A Recorrente alicerça a alegada inconstitucionalidade num pressuposto que não se verifica: a decisão recorrida não se baseia no disposto no artigo 18º do Decreto-Lei nº 10-A/2020, de 13 de Março. Não invocou tal norma nem fez qualquer interpretação da mesma.
Mais, não estamos perante «assembleias gerais fixadas por despacho judicial». O despacho de 05.01.2021 não determinou a realização de qualquer assembleia-geral; limitou-se a convidar a parte a suprir uma excepção dilatória invocada pela parte contrária, através da comprovação de um facto – a existência de uma deliberação social com um certo conteúdo.
E o Tribunal recorrido, quando decidiu e nos termos em que o fez, limitou-se a definir a consequência de não ter sido comprovado tal facto no prazo peremptório fixado, sendo certo que tal comprovação só ocorreu já depois de o prazo se encontrar exaurido.

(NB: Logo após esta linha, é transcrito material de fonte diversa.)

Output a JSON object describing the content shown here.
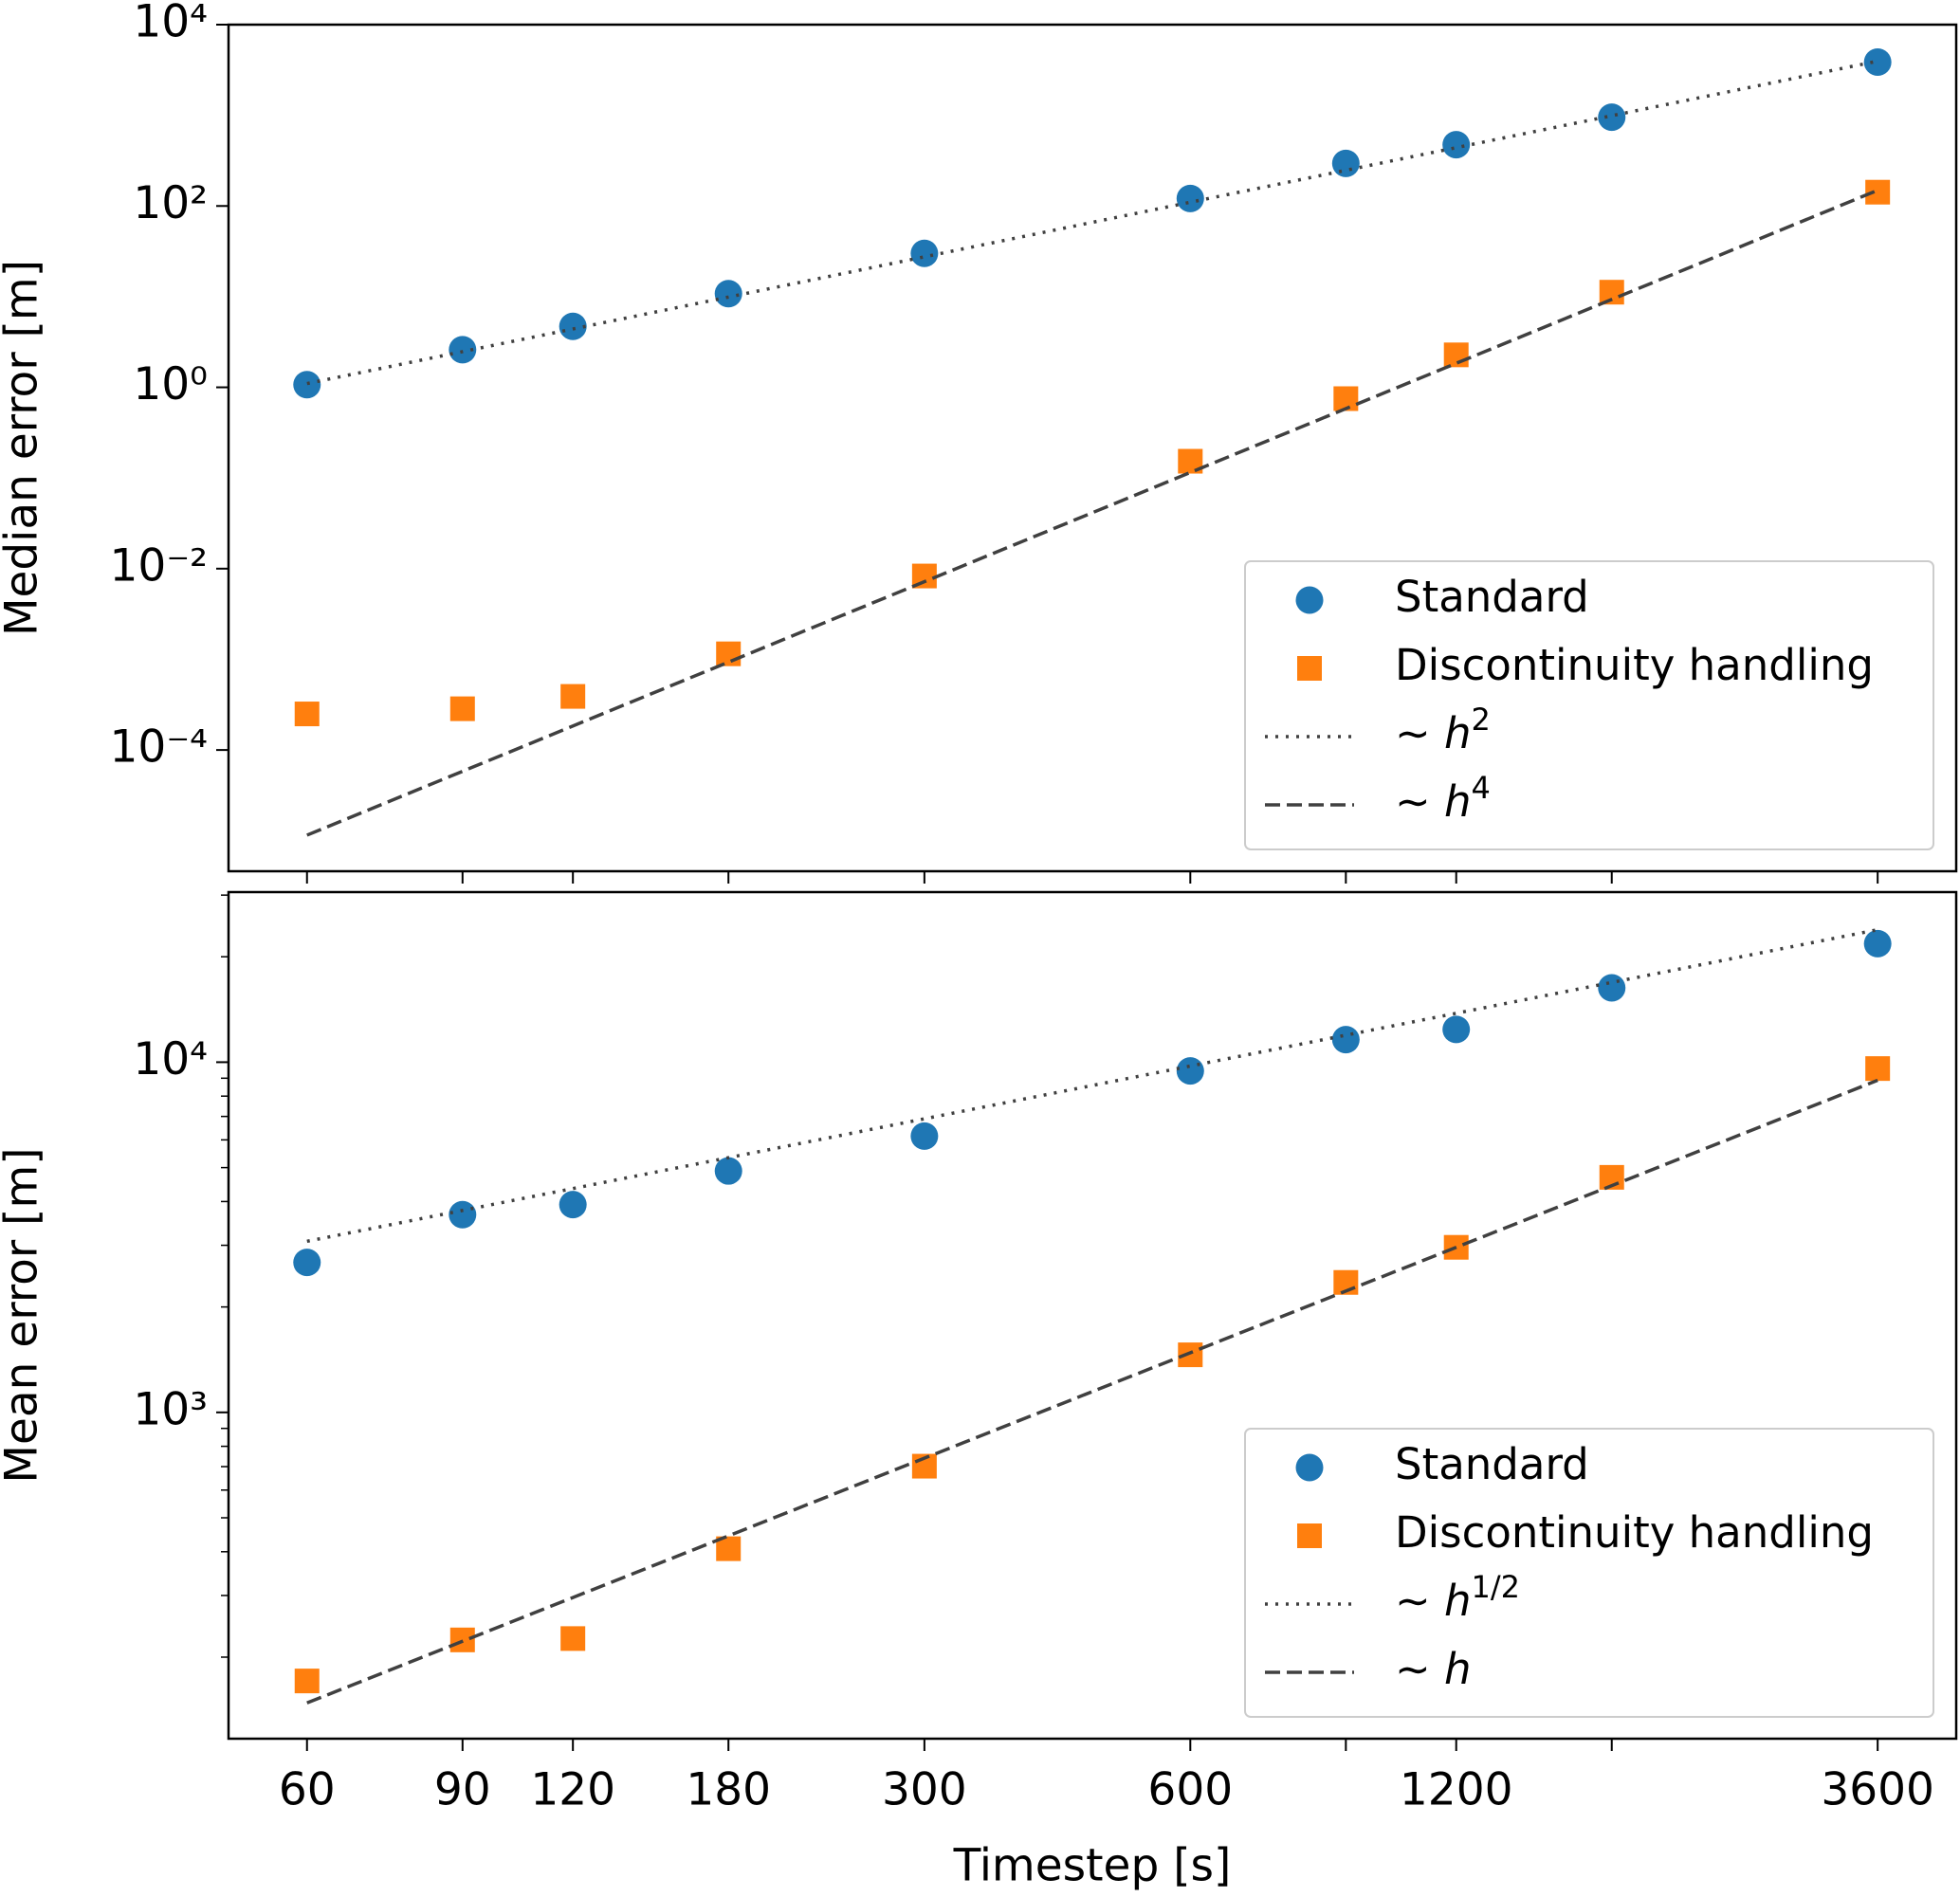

Nesta conformidade, sendo um dos traços definidores do nosso sistema de controlo da constitucionalidade o respectivo carácter normativo, verifica-se que, na decisão recorrida, a norma cuja interpretação é tida por inconstitucional pela Recorrente não foi ratio decidendi. A norma em causa não foi aplicada nem foi interpretada no despacho recorrido.
Por outro lado, a Recorrente nem sequer invocou perante o Tribunal recorrido a norma do artigo 18º do Decreto-Lei nº 10-A/2020, de 13 de Março, ou deduziu qualquer pretensão com base na mesma. Por conseguinte, também não confrontou o Tribunal recorrido com a questão, de modo a possibilitar a formulação de um juízo de inconstitucionalidade determinante da prolação de uma decisão em sentido diferente daquele que veio a acolher.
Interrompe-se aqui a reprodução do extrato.